Author: Sven Mönter (University of Auckland) Jumoba@igrin.co.nz

Short Abstract

The present paper will provide a critical history of Die Samoa Inseln, which were first published in 1902-3, but soon became an oceanic-ethnological classic.

Abstract

The two volume monographs Die Samoa Inseln were first published in 1902-3. They are generally referred to as a major and highly comprehensive treatment of Samoan genealogy. Written by Dr. Augustin Krämer (1865-1941), a German Navy surgeon and ethnologist, these monographs are not only used by anthropologists and Pacific scholars alike, but also create the basis for claims at the Land and Title Court in Samoa. Their increasing use has been facilitated by an English translation, which was published in the 1990s.

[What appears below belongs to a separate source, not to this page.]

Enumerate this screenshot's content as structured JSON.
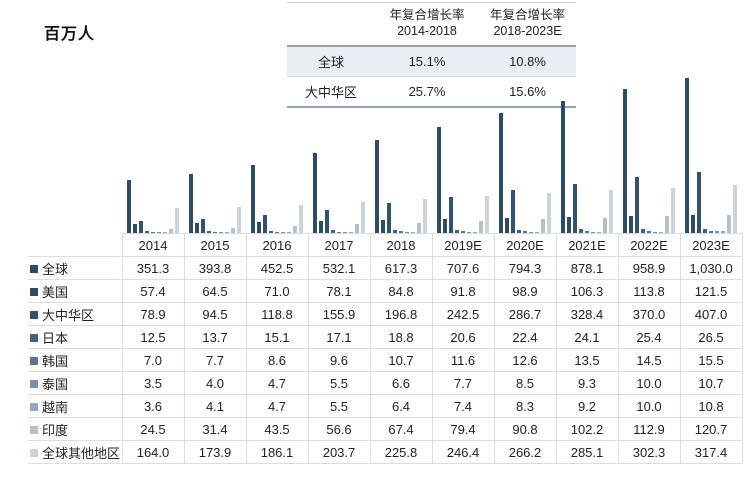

This paper will explore the history of these volumes which were Krämer's first major ethnographic publication and saw his interest shift from natural science towards ethnology. Special attention will be given to Krämer's fieldwork in Samoa which he began during a naval cruise in 1893-5 and intensified during a second Oceanic voyage from 1897-9. The paper will consider Krämer's relationships with Samoans and the fieldwork methods he developed. Although Die Samoa Inseln remains an ethnological classic, it also characterises the nexus between European anthropological discourses and field experience at the beginning of the twentieth century.